Je crois que globalement, depuis 1995, l’extrême gauche,
déjà très présente sur le plan social, est
sortie de la marginalité électorale. En effet, la droite
et le patronat mènent une offensive de grande ampleur qui vise,
dans le cadre de la mondialisation, à
déréglementer les droits et acquis sociaux, tandis que la
gauche traditionnelle s’adapte à cette agression en
passant de la social-démocratie au social-libéralisme. La
droite ne laisse plus beaucoup de miettes pour des réformes.
Face à cela, il y a des résistances dans la jeunesse et
dans le monde du travail. On enterre souvent les mouvements populaires
en France mais, en général, ils resurgissent avec une
énergie décuplée. On se souvient des grèves
de 1995 ou du CPE. Un espace politique se libère donc pour une
gauche radicale. Alors, certes, la division nous empêche, pour
l’instant, de présenter un candidat unique à
l’élection présidentielle. Le débat achoppe
sur la participation ou non à une majorité
gouvernementale avec le PS. Mais je pense que cela ne remet pas en
cause la progression des idées de cette gauche anticapitaliste
dans l’opinion.

Cette division, alliée à la radicalité des
idées qu’elle défend, donne à croire que les
responsables d’extrême gauche ne veulent pas exercer le
pouvoir. Quel est votre objectif?

La Ligue communiste révolutionnaire, à la
différence d’une secte, n’est pas opposée
à l’exercice du pouvoir, mais pas à n’importe
quelles conditions. Je constate qu’en participant au gouvernement
de la gauche plurielle et en avalant toutes les couleuvres
imposées par le PS, sans être trop exigeants, le Parti
communiste et les Verts ont perdu une grande partie de leur
crédit. Nous avons eu des député-e-s
européens et des conseillers-ères généraux
et nous savons assumer nos responsabilités. Mais à la
différence des autres formations, nous ne faisons pas tout pour
être élus. Nous plaçons au premier rang de nos
priorités l’affirmation de nos valeurs et des
préoccupations que nous croyons être celles du monde du
travail. Ainsi participerons-nous à un gouvernement quand nous
aurons l’assurance qu’il mènera une politique de
rupture avec le capitalisme et la libéralisme (deux
éléments qu’il conviendrait de distinguer plus
souvent – le libéralisme étant une forme du
capitalisme): un programme d’urgence permettant notamment aux
millions de gens qui ont la tête sous l’eau de s’en
sortir. Il faudrait, par exemple, interdire les licenciements dans les
entreprises qui réalisent des profits, imposer une augmentation
significative des minima sociaux, la remise dans le secteur public de
tout ce qui a été privatisé, une révolution
fiscale permettant une autre distribution des richesses et un
contrôle démocratique. Mais c’est un choix de
société et il ne sera possible qu’en
s’appuyant sur la mobilisation de la population. (…)

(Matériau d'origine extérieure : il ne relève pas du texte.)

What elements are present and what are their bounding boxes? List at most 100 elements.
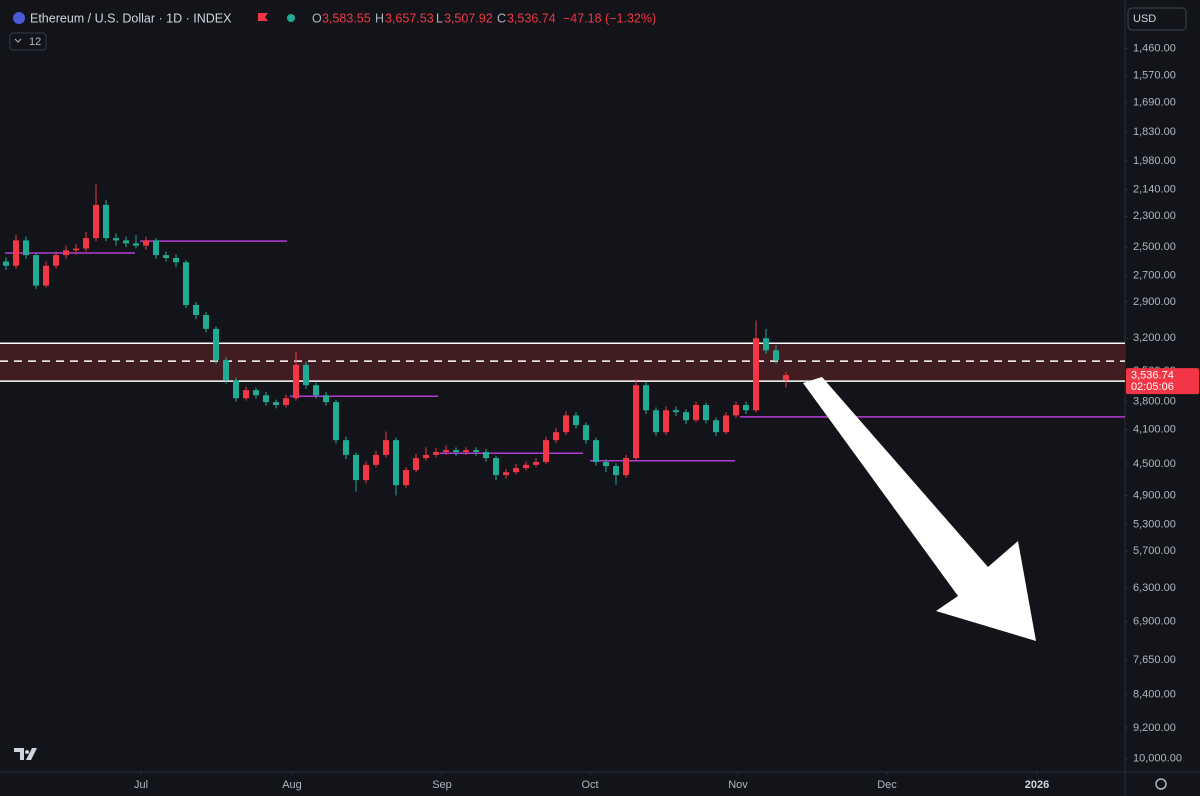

Olivier Besancenot s’est imposé comme une figure
nouvelle de la vie politique. N’est-il pas contradictoire
qu’un mouvement qui se prétend collectif soit mieux connu
grâce à une personnalité?

La personnalisation de la politique est très dangereuse. Elle
est amplifiée par l’importance des médias qui,
délibérément, placent les projecteurs sur les
individualités afin de dépolitiser le débat
public. La recherche de la «petite phrase» et le goût
de l’anecdote transforment la vie politique en une sorte de
«Star Ac’ de la Cité». Le pouvoir
présidentiel, conçu par les institutions de la
cinquième République, ne fait que renforcer la tendance.
Dans ce contexte, Olivier incarne, bien mieux que moi, ce qu’est
la Ligue aujourd’hui. Je représentais la
génération de 68 avec ses qualités et ses
défauts. Olivier, par ses propos et son profil, touche un public
plus large que la LCR et nous le savons. En ce sens, la
personnalisation, avec ses défauts, nous avantage. Mais ce qui
compte, c’est le message qui passe et il n’est pas
personnel… C’est un des rares dirigeants politiques qui
travaille et qui tient à continuer pour ne pas être
coupé des réalités de la vie active.

Quel regard portez-vous sur votre propre parcours?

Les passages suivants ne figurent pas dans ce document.